There are behaviors that secure the worthiness of each individual through the use of Compassion, Clarity and Courage.
Richard Schwartz, the creator of Internal Family Systems (IFS) Therapy model theorizes that each individual has an internal system that is like a family of Parts that serve the person. There is also a Self, the “passive, nonjudgmental observer or witness that has the clarity of perspective and other qualities needed to lead effectively”. People in this state of Self “describe feeling ‘centered’, a state of calm well-being and lightheartedness. They feel confident, free, and open hearted. They describe being in the present”.
The origins of worthlessness date to childhood. Dr. Schwartz states, “If a child is told, verbally or nonverbally, that he or she is of little value, young parts of the child organize their beliefs around that premise. They become desperate for redemption in the eyes of the person who gave them these messages. Thereafter these parts carry the burden of worthlessness, which makes them believe that no one can love them”. “It is as if the person who devalued the child stole his or her self-esteem and holds title to it. The child then believes that to survive, he or she must get it back from the person who took it away. In this way, the person on whom the child depends becomes the redeemer.”
In intimate relationship during adulthood, the redeemer is the partner. We pick our mate through our intuitive sense of his/her resemblance to our original caregivers and hope we can reclaim our worth through the partner’s approval. Those who do not succeed in getting the validation they deserve stay distraught, fight and find relating to the partner to be a hard and painful process.

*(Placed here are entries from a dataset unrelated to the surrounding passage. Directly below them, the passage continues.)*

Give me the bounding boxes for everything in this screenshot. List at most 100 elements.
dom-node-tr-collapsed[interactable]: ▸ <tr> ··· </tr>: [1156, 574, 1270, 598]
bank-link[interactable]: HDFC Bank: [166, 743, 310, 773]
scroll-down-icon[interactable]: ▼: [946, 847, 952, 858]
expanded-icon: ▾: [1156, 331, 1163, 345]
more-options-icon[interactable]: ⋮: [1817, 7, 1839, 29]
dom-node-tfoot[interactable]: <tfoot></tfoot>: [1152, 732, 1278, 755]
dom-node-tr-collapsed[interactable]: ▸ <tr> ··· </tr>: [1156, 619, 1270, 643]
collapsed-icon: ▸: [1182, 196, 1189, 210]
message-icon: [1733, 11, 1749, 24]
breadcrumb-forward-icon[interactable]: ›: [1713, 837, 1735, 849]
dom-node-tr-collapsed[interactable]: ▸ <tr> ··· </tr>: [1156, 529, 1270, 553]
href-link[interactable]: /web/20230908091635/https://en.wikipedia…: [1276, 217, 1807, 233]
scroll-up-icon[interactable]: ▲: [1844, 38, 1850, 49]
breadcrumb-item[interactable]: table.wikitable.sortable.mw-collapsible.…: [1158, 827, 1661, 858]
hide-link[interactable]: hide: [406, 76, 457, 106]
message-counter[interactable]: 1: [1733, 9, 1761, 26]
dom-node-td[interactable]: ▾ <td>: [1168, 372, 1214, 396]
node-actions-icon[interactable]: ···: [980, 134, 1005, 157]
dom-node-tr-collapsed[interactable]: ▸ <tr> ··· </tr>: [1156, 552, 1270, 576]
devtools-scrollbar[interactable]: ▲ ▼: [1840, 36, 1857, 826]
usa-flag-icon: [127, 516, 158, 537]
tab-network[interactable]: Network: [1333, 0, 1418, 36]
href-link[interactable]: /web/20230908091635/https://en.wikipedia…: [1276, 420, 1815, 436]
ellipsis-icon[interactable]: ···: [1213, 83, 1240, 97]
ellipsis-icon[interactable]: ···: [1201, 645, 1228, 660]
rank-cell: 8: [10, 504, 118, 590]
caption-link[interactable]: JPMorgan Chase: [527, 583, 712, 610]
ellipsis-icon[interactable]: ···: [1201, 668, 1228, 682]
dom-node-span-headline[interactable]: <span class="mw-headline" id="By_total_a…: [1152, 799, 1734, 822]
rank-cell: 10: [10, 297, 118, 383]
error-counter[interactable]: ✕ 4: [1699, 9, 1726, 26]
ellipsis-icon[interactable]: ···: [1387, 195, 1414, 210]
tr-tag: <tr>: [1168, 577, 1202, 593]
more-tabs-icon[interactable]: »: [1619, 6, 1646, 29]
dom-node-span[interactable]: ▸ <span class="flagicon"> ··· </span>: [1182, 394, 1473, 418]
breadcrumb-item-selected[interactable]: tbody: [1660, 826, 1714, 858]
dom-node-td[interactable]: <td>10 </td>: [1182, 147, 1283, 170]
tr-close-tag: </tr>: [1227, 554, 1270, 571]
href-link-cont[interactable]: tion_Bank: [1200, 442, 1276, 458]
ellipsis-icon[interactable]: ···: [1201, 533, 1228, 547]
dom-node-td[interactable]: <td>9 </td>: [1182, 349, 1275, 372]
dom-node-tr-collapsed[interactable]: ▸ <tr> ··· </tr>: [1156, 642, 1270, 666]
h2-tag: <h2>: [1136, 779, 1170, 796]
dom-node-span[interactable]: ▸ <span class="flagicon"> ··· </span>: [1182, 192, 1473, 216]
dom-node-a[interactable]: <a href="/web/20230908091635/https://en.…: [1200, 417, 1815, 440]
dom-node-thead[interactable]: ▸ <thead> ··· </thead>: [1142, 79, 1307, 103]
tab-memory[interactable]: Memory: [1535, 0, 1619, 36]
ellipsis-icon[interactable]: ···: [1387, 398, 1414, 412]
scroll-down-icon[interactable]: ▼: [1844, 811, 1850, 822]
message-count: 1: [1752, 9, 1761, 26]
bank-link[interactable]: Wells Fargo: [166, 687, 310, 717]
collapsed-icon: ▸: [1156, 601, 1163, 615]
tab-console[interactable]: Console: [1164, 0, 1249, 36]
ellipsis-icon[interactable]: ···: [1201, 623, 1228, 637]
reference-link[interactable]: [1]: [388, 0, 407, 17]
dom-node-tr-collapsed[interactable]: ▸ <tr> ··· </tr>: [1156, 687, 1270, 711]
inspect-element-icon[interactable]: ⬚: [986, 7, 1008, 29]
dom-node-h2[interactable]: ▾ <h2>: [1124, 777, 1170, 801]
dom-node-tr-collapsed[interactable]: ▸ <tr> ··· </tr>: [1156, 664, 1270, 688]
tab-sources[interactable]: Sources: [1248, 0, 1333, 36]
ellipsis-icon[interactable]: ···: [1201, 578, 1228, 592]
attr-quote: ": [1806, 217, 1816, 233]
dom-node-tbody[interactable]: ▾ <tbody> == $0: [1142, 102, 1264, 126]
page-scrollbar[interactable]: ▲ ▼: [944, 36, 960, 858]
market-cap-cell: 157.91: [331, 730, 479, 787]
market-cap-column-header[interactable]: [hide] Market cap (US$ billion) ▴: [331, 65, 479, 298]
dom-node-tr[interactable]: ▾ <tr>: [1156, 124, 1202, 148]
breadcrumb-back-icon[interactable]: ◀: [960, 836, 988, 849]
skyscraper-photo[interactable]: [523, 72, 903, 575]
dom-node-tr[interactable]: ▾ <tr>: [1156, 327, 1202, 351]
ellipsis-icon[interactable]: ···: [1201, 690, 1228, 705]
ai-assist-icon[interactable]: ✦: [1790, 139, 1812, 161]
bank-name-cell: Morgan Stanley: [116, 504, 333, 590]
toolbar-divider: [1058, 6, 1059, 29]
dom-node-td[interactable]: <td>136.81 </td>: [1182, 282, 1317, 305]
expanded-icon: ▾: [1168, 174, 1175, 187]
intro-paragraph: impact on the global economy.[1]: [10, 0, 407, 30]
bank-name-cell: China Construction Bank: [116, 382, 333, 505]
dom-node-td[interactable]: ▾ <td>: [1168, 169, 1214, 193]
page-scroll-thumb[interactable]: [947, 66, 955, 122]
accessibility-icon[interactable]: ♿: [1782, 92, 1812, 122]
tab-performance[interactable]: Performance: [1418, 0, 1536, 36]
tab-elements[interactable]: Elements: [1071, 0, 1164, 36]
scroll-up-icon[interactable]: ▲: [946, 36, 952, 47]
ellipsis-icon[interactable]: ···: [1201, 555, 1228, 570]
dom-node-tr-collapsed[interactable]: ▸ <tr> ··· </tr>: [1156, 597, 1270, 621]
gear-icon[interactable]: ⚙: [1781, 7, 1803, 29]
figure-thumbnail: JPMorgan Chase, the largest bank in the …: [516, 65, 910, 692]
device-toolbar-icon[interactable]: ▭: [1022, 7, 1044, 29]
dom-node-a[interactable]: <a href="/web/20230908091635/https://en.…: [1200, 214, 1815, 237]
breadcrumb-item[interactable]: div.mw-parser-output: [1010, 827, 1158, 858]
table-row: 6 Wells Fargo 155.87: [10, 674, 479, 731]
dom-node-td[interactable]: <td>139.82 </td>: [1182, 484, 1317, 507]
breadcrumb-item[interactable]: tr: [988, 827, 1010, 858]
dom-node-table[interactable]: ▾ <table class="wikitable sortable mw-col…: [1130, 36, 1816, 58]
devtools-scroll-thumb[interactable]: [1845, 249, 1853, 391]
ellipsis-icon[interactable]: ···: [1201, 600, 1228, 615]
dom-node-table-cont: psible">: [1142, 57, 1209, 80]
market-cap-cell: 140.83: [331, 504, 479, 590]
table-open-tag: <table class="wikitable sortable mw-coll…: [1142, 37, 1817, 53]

However, you can adopt, or refine your interactive ways, to give your partner and receive from him/her the validation of your worth.
• Use your compassion to imagine what your mate may need and then provide it. For example, provide a welcoming greeting, a warm smile and express your delight at seeing him/her when you reunite. If your partner is worried, offer reassurance, if he/she is pleased about an achievement, use words of praise and delight.
• Use clarity in explaining any situation that distresses you- as being your problem and not your partner’s. “I get worried when I don’t hear from you by the time I expect you to arrive.”
• Use courage by owning your part of the problem first. “I realize I may not have been very clear with my navigation instructions before we got lost.” Or, be grateful to your mate for sacrifices he/she is making for you. Replace, “It won’t harm you to do something for me for a change” with “I value your extending yourself to participate in this activity that is not your favorite, because I wanted to go.”
When you operate from compassion, use clarity and courage, you are using three of the traits of your true Self. These authentic, loving ways emphasize your mate’s preciousness, redeems his/her esteem and creates true intimacy in your love relationship.